4.3.1 Die Teilnehmerinnen und Teilnehmer sind davon überzeugt, dass die Verstärkung kultureller und wirtschaftlicher Kontakte zu Nordkorea sowie der Ausbau einer gerechten Entwicklungshilfe und die Fortsetzung der humanitären Hilfe zur Stabilisierung der Situation in Nordostasien beitragen kann.

4.3.2 Darum fordern die Teilnehmerinnen und Teilnehmer, dass  Sanktionen gegen die DVRK unverzüglich aufgehoben werden und die Rahmenbedingungen für das entwicklungspolitische Engagement von NGO's und kirchlichen Hilfswerken in Nordkorea verbessert werden.

4.3.3 Die Kirchen und ihre regionalen und internationalen Zusammenschlüsse sowie ihre jeweiligen Hilfs- und Entwicklungswerke können ihr Engagement in dem Sinne verstärken, dass humanitäre Hilfsmaßnahmen immer mehr zu Projekten der Hilfe zur Selbsthilfe werden. Solche längerfristige Hilfe sollte gerade in Zeiten, da die internationale Gemeinschaft schon nicht in der Lage ist, den Aufrufen der U.N. zugunsten Nordkoreas nachzukommen, nicht auf Kosten der laufenden Katastrophenhilfe erfolgen.

4.3.4 In der Tradition des bahnbrechenden "Tozanso Prozesses", sollten die Kirchen die Gründung eines Forums für den Austausch von Informationen, zur Bündelung von Ressourcen, zur Bildung eines Netzwerkes und zur Entwicklung von advocacy Strategien erwägen. Dieses Forum sollte die größtmögliche Beteiligung aller interessierten kirchlichen Werke und Organisationen sowie eine aktive Mitwirkung sowohl des NCCK als auch der KCF vorsehen.

4.3.5 Die Teilnehmerinnen und Teilnehmer fordern die Europäische Union, und insbesondere Deutschland, dazu auf eine konstruktive Rolle in der Förderung des Friedens und der Wiedervereinigung in Korea wahrzunehmen. Sie sollten ihre humanitäre und weitere Hilfe an die DVRK verstärken und in Hinsicht auf eine Verbesserung der Beziehungen alle Möglichkeiten des Austausches mit den Menschen und der Regierung Nordkoreas erkunden.

4.3.6 Die Teilnehmerinnen und Teilnehmer begrüßen die bewährten Beziehungen zwischen den deutschen evangelischen Kirchen, dem NCCK und der KCF, und sie fordern dazu auf, dieses wichtige ökumenische Engagement fortzusetzen. An diesen Begegnungen sollten immer Frauen und Jugendliche mitwirken.

4.3.7 Die Teilnehmerinnen und Teilnehmer sind der Auffassung, dass die internationale Lage in Bezug auf Nordostasien die anhaltende Wachsamkeit der ökumenischen Gemeinschaft erfordert und empfehlen, dass der CCA und der ÖRK jeweils angemessenen auf die Lage reagieren und die notwendigen Schritte einleiten.

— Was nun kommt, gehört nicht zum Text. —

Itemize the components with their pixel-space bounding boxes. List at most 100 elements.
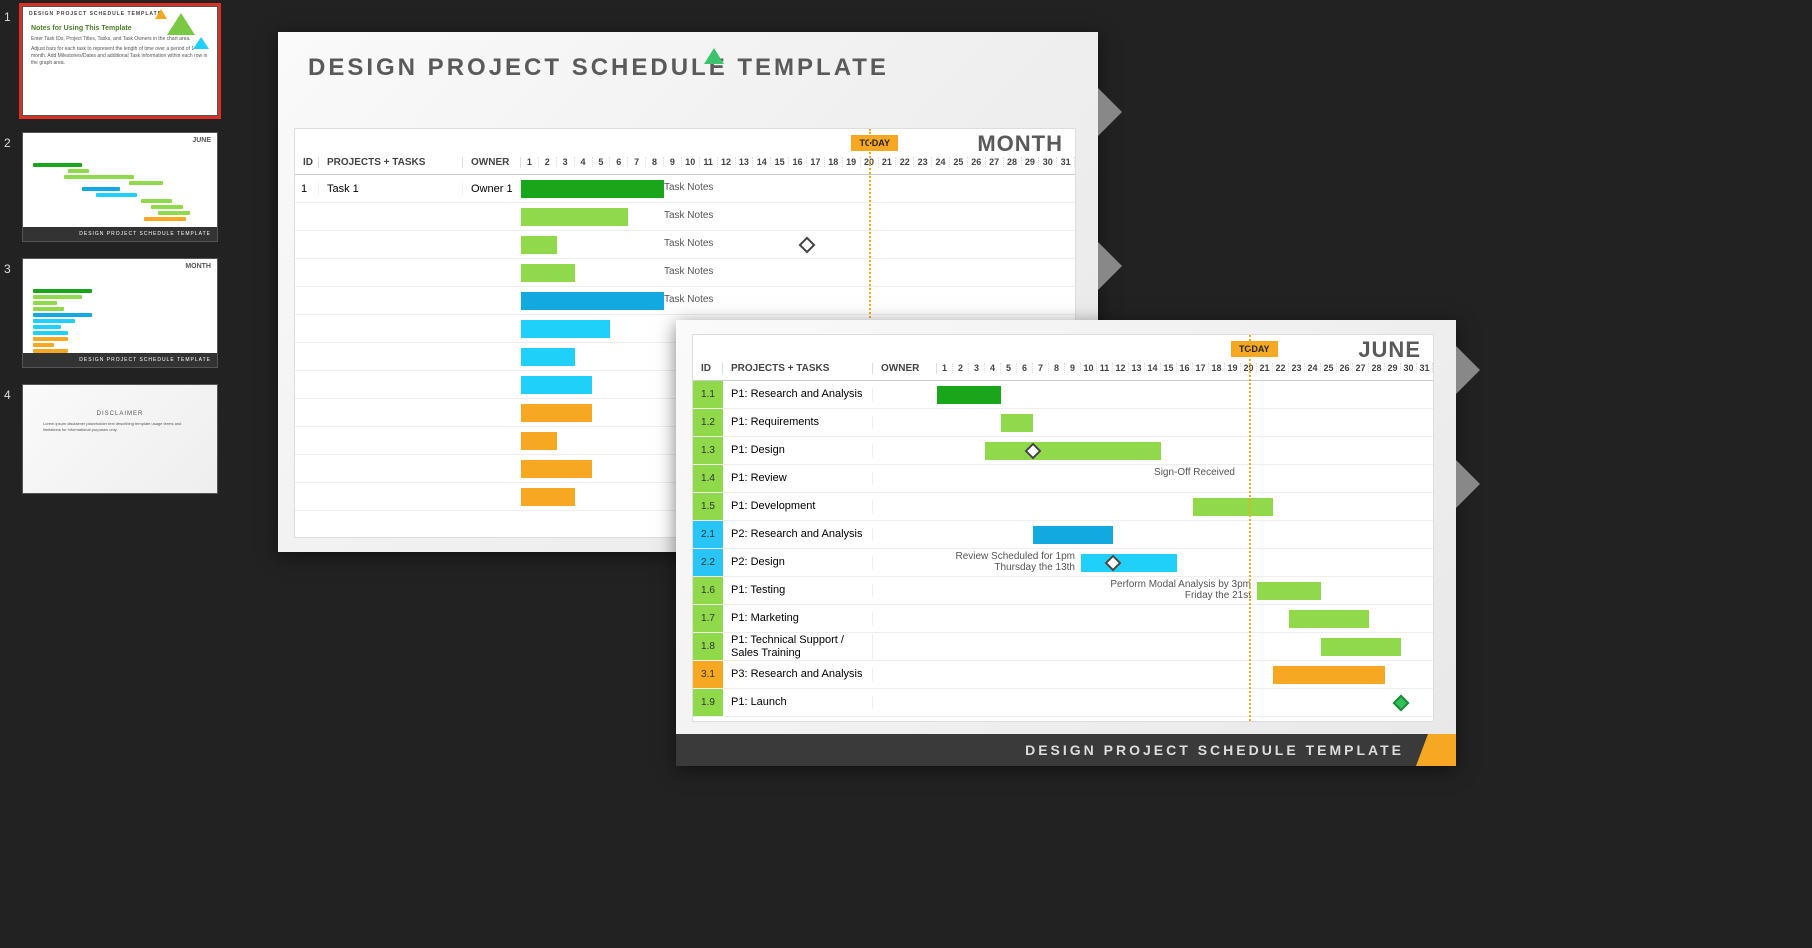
day-header: 13	[1129, 363, 1145, 373]
task-bar[interactable]	[1273, 666, 1385, 684]
day-header: 22	[1273, 363, 1289, 373]
row-project: P1: Marketing	[723, 612, 873, 624]
task-note: Review Scheduled for 1pm Thursday the 13…	[937, 551, 1075, 573]
day-header: 21	[1257, 363, 1273, 373]
thumbnail-bars	[33, 163, 207, 223]
task-bar[interactable]	[521, 292, 664, 310]
task-bar[interactable]	[1001, 414, 1033, 432]
thumbnail-preview: DESIGN PROJECT SCHEDULE TEMPLATE Notes f…	[22, 6, 218, 116]
bar-area	[937, 521, 1433, 548]
thumbnail-body: Lorem ipsum disclaimer placeholder text …	[43, 421, 197, 433]
task-bar[interactable]	[521, 264, 575, 282]
task-bar[interactable]	[521, 404, 592, 422]
day-header: 6	[1017, 363, 1033, 373]
thumbnail-number: 3	[4, 258, 22, 368]
thumbnail-title: DISCLAIMER	[23, 407, 217, 421]
bar-area: Sign-Off Received	[937, 465, 1433, 492]
triangle-icon	[704, 48, 724, 64]
gantt-row: Task Notes	[295, 259, 1075, 287]
day-header: 28	[1369, 363, 1385, 373]
day-header: 10	[682, 157, 700, 167]
thumbnail-bars	[33, 289, 207, 349]
day-header: 2	[539, 157, 557, 167]
day-header: 1	[521, 157, 539, 167]
row-id-chip: 1.2	[693, 409, 723, 436]
day-header: 19	[1225, 363, 1241, 373]
gantt-row: 1.2P1: Requirements	[693, 409, 1433, 437]
task-bar[interactable]	[521, 208, 628, 226]
thumbnail-footer: DESIGN PROJECT SCHEDULE TEMPLATE	[23, 353, 217, 367]
task-bar[interactable]	[1289, 610, 1369, 628]
thumbnail-preview: JUNE DESIGN PROJECT SCHEDULE TEMPLATE	[22, 132, 218, 242]
day-header: 15	[771, 157, 789, 167]
task-bar[interactable]	[521, 460, 592, 478]
day-header: 9	[664, 157, 682, 167]
task-bar[interactable]	[1033, 526, 1113, 544]
task-bar[interactable]	[1321, 638, 1401, 656]
col-id: ID	[295, 157, 319, 168]
row-project: P1: Research and Analysis	[723, 388, 873, 400]
task-bar[interactable]	[521, 488, 575, 506]
task-note: Task Notes	[664, 210, 713, 221]
task-bar[interactable]	[521, 320, 610, 338]
row-project: P1: Design	[723, 444, 873, 456]
day-header: 27	[1353, 363, 1369, 373]
task-bar[interactable]	[1081, 554, 1177, 572]
day-header: 15	[1161, 363, 1177, 373]
task-bar[interactable]	[985, 442, 1161, 460]
day-header: 3	[969, 363, 985, 373]
row-project: P2: Research and Analysis	[723, 528, 873, 540]
row-project: P1: Review	[723, 472, 873, 484]
task-bar[interactable]	[521, 348, 575, 366]
col-id: ID	[693, 363, 723, 374]
col-projects: PROJECTS + TASKS	[319, 157, 463, 168]
today-line	[1249, 335, 1251, 721]
slide-thumbnail-3[interactable]: 3 MONTH DESIGN PROJECT SCHEDULE TEMPLATE	[4, 258, 232, 368]
bar-area: Task Notes	[521, 203, 1075, 230]
task-bar[interactable]	[521, 180, 664, 198]
task-bar[interactable]	[937, 386, 1001, 404]
bar-area	[937, 661, 1433, 688]
day-header: 16	[789, 157, 807, 167]
row-project: P1: Launch	[723, 696, 873, 708]
thumbnail-number: 1	[4, 6, 22, 116]
gantt-row: 1.5P1: Development	[693, 493, 1433, 521]
slide-preview-front[interactable]: JUNE TODAY ID PROJECTS + TASKS OWNER 123…	[676, 320, 1456, 766]
gantt-row: 1.8P1: Technical Support / Sales Trainin…	[693, 633, 1433, 661]
task-bar[interactable]	[521, 432, 557, 450]
bar-area	[937, 409, 1433, 436]
task-bar[interactable]	[521, 236, 557, 254]
gantt-row: 2.1P2: Research and Analysis	[693, 521, 1433, 549]
row-id-chip: 1.8	[693, 633, 723, 660]
day-header: 18	[825, 157, 843, 167]
day-header: 4	[985, 363, 1001, 373]
row-project: Task 1	[319, 183, 463, 195]
slide-footer: DESIGN PROJECT SCHEDULE TEMPLATE	[676, 734, 1456, 766]
slide-thumbnail-1[interactable]: 1 DESIGN PROJECT SCHEDULE TEMPLATE Notes…	[4, 6, 232, 116]
day-header: 4	[575, 157, 593, 167]
notch-icon	[1456, 460, 1480, 508]
slide-thumbnail-4[interactable]: 4 DISCLAIMER Lorem ipsum disclaimer plac…	[4, 384, 232, 494]
gantt-month-label: MONTH	[977, 131, 1063, 157]
row-project: P3: Research and Analysis	[723, 668, 873, 680]
task-note: Task Notes	[664, 238, 713, 249]
day-header: 23	[914, 157, 932, 167]
bar-area: Task Notes	[521, 231, 1075, 258]
day-header: 24	[1305, 363, 1321, 373]
day-header: 17	[807, 157, 825, 167]
gantt-month-label: JUNE	[1358, 337, 1421, 363]
triangle-icon	[193, 37, 209, 49]
task-note: Task Notes	[664, 182, 713, 193]
day-header: 8	[646, 157, 664, 167]
task-bar[interactable]	[521, 376, 592, 394]
thumbnail-number: 4	[4, 384, 22, 494]
day-header: 26	[1337, 363, 1353, 373]
gantt-row: 1Task 1Owner 1Task Notes	[295, 175, 1075, 203]
gantt-row: 1.4P1: ReviewSign-Off Received	[693, 465, 1433, 493]
slide-thumbnail-2[interactable]: 2 JUNE DESIGN PROJECT SCHEDULE TEMPLATE	[4, 132, 232, 242]
editor-canvas[interactable]: DESIGN PROJECT SCHEDULE TEMPLATE MONTH T…	[260, 0, 1812, 948]
bar-area	[937, 689, 1433, 716]
triangle-icon	[155, 9, 167, 19]
task-bar[interactable]	[1193, 498, 1273, 516]
task-bar[interactable]	[1257, 582, 1321, 600]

Angenommen von den Teilnehmer/innen an der Konsultation:

Delegationen des Nationalen Kirchenrates von Korea (NCCK) und des Koreanischen Christenbundes (KCF) mit Vertreterinnen und Vertretern der deutschen Kirchen und Missionswerke, des Koreanischen Evangelischen Gemeindekonvents in Deutschland sowie des Ökumenischen Rates der Kirchen (ÖRK), des Reformierten Weltbundes (WARC), der Christian Conference of Asia (CCA), des Nationalen Christenrates in Japan, der Arbeitsgemeinschaft Christlicher Kirchen in Deutschland, des Schweizerischen Evangelischen Kirchenbundes, des nationalen Kirchenrates der USA und der United Church of Christ in Canada.